And the Lord said unto him
In order to satisfy him, and make him easy in this respect, that: he need not fear an immediate or bodily death, which was showing him great clemency and lenity; or in answer to his begging for death, "therefore", or as some render the word, taking them for two, "not so" F25; it shall not be that whoever finds thee shall slay thee, thou needest not be afraid of that; nor shall thy request be granted, that thou mightest be slain by the first man that meets thee: it was the will of God, that though Cain deserved to die, yet that he should not die immediately, but live a long miserable life, that it might be a terror to others not to commit the like crime; though rather the particle should be rendered "verily, surely, of a truth" F26; so it will certainly be, it may be depended on:
whosoever slayeth Cain, vengeance shall be taken on him sevenfold;
seven times more than on Cain; that is, he shall be exceedingly punished; vengeance shall be taken on him in a very visible manner, to a very great degree; the Targums of Onkelos and Jonathan are
``unto or through seven generations;''
the meaning of which is, that the slayer of Cain should not only be punished in his own person, but in his posterity, even unto seven generations; and not as Jarchi and Aben Ezra interpret it, that God deferred his vengeance on Cain unto seven generations, and at the end of them took vengeance on him by Lamech, one of his own posterity, by whom he is supposed by that Jewish writer to be slain:
and the Lord set a mark upon Cain;
about which there is a variety of sentiments F1: some say it was a horn in his forehead: others, a leprosy in his face; others, a wild ghastly look; others, a shaking and trembling in all his limbs; and others, that there was an earthquake wherever he stepped: and others will have it, that the dog which guarded Abel's flock was given him to accompany him in his travels, by which sign it might be known that he was not to be attacked, or to direct him from taking any dangerous road: some say it was a letter imprinted on his forehead, either taken out of the great and glorious name of God, as the Targum of Jonathan, or out of his own name, as Jarchi; others the mark or sign of the covenant of circumcision F2: but as the word is often used for a sign or miracle, perhaps the better rendering and sense of the words may be, "and the Lord put", or "gave a sign" F3; that is, he wrought a miracle before him to assure him, that "whoever found him should not kill him": so that this was not a mark or sign to others, to direct or point out to them that they should not kill him, or to deter them from it; but was a sign or miracle confirming him in this, that no one should kill him; agreeably to which is the note of Aben Ezra,
``it is right in my eyes that God made a sign (or wrought a miracle) for him, until he believed;''by which he was assured that his life would be secure, go where he would; even that no one should "strike" F4 him, as the word is, much less kill him.

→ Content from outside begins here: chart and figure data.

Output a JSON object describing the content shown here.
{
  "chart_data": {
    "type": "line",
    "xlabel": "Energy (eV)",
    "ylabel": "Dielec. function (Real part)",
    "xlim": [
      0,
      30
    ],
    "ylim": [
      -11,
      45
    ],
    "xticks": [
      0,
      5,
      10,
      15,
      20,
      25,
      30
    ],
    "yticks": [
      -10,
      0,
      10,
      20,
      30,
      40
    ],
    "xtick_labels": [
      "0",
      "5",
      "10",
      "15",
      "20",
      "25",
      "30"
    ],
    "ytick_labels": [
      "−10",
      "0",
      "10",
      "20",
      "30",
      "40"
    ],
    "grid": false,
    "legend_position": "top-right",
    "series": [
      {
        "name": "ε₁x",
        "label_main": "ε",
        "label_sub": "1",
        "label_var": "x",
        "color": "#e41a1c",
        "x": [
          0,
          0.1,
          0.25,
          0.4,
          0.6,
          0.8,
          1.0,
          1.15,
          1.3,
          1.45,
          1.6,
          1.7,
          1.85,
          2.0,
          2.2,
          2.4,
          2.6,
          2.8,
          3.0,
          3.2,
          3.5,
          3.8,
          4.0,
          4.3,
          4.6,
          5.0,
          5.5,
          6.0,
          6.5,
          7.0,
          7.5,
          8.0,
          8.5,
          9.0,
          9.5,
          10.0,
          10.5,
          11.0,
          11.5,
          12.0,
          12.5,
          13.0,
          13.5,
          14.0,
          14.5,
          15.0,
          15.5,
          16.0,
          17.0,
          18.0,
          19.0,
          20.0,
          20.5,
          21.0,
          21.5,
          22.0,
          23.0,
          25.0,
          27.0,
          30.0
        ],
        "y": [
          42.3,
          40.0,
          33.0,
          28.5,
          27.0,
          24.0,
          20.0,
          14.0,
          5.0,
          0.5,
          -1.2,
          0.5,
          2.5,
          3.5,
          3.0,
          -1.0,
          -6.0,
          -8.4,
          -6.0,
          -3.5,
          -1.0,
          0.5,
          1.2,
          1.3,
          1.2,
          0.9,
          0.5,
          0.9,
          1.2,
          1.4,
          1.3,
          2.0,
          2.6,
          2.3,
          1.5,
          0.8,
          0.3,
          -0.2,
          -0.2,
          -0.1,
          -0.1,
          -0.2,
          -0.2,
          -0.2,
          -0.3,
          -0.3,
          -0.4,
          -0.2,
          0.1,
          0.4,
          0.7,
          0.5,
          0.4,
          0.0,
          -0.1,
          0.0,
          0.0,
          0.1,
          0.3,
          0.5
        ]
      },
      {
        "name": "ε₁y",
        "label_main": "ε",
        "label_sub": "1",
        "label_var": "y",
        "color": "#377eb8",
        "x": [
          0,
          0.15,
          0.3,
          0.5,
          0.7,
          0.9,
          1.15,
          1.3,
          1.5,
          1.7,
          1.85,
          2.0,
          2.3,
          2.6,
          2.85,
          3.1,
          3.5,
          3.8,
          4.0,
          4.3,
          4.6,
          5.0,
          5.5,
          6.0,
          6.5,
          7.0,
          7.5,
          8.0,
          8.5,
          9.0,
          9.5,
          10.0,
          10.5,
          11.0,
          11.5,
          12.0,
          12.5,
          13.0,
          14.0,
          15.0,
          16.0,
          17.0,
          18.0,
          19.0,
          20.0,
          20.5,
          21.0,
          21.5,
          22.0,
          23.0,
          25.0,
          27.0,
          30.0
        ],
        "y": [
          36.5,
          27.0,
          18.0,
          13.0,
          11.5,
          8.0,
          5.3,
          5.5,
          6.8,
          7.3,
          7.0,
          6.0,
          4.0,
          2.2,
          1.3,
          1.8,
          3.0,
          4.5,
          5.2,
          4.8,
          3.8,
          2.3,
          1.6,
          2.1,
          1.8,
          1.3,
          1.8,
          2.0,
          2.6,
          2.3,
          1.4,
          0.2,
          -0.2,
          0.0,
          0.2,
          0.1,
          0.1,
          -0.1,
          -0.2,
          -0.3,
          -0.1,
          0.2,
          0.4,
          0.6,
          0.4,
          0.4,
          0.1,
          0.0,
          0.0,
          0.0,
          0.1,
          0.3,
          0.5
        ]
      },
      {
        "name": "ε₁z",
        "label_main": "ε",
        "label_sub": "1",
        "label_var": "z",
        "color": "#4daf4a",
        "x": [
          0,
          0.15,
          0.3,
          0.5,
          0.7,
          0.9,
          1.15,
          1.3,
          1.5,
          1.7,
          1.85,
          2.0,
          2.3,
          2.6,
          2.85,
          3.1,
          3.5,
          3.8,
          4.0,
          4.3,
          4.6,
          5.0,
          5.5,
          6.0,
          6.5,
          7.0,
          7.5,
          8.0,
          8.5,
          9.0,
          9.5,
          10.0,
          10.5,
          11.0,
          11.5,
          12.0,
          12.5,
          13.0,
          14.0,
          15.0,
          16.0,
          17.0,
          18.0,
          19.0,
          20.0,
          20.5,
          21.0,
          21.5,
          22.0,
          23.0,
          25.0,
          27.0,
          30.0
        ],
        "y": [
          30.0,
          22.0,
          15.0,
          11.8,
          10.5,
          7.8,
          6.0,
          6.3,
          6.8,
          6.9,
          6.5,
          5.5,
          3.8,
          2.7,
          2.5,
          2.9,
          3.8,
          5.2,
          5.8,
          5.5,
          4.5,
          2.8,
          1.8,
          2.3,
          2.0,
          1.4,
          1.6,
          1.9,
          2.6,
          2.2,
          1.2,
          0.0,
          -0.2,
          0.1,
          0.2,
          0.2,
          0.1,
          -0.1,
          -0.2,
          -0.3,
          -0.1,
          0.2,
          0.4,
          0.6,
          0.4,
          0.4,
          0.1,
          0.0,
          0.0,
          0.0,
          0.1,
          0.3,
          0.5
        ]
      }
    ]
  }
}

F25 (Nkl) "quasi" (Nk al) (ouc outw) , Sept. "nequaquam ita fiet", V. L.
F26 "In veritate, certe", Vatablus; "profecto, utique", De Dieu.
F1 See Bayle's General Diet. art. "Cain".
F2 Tikkune Zohar, correct. 69. fol. 115. 1. & 117. 1. 2.
F3 (twa Nyql hwhy Mvyw) , "sed et posuit Kaino miraculum (in confirmationem) quod non caesurus esset ipsum quisque", &c, Schmidt.
F4 (wta twkh) , "ne percuteret eum", Pagninus; "ad non percutiendum eum", Montanus.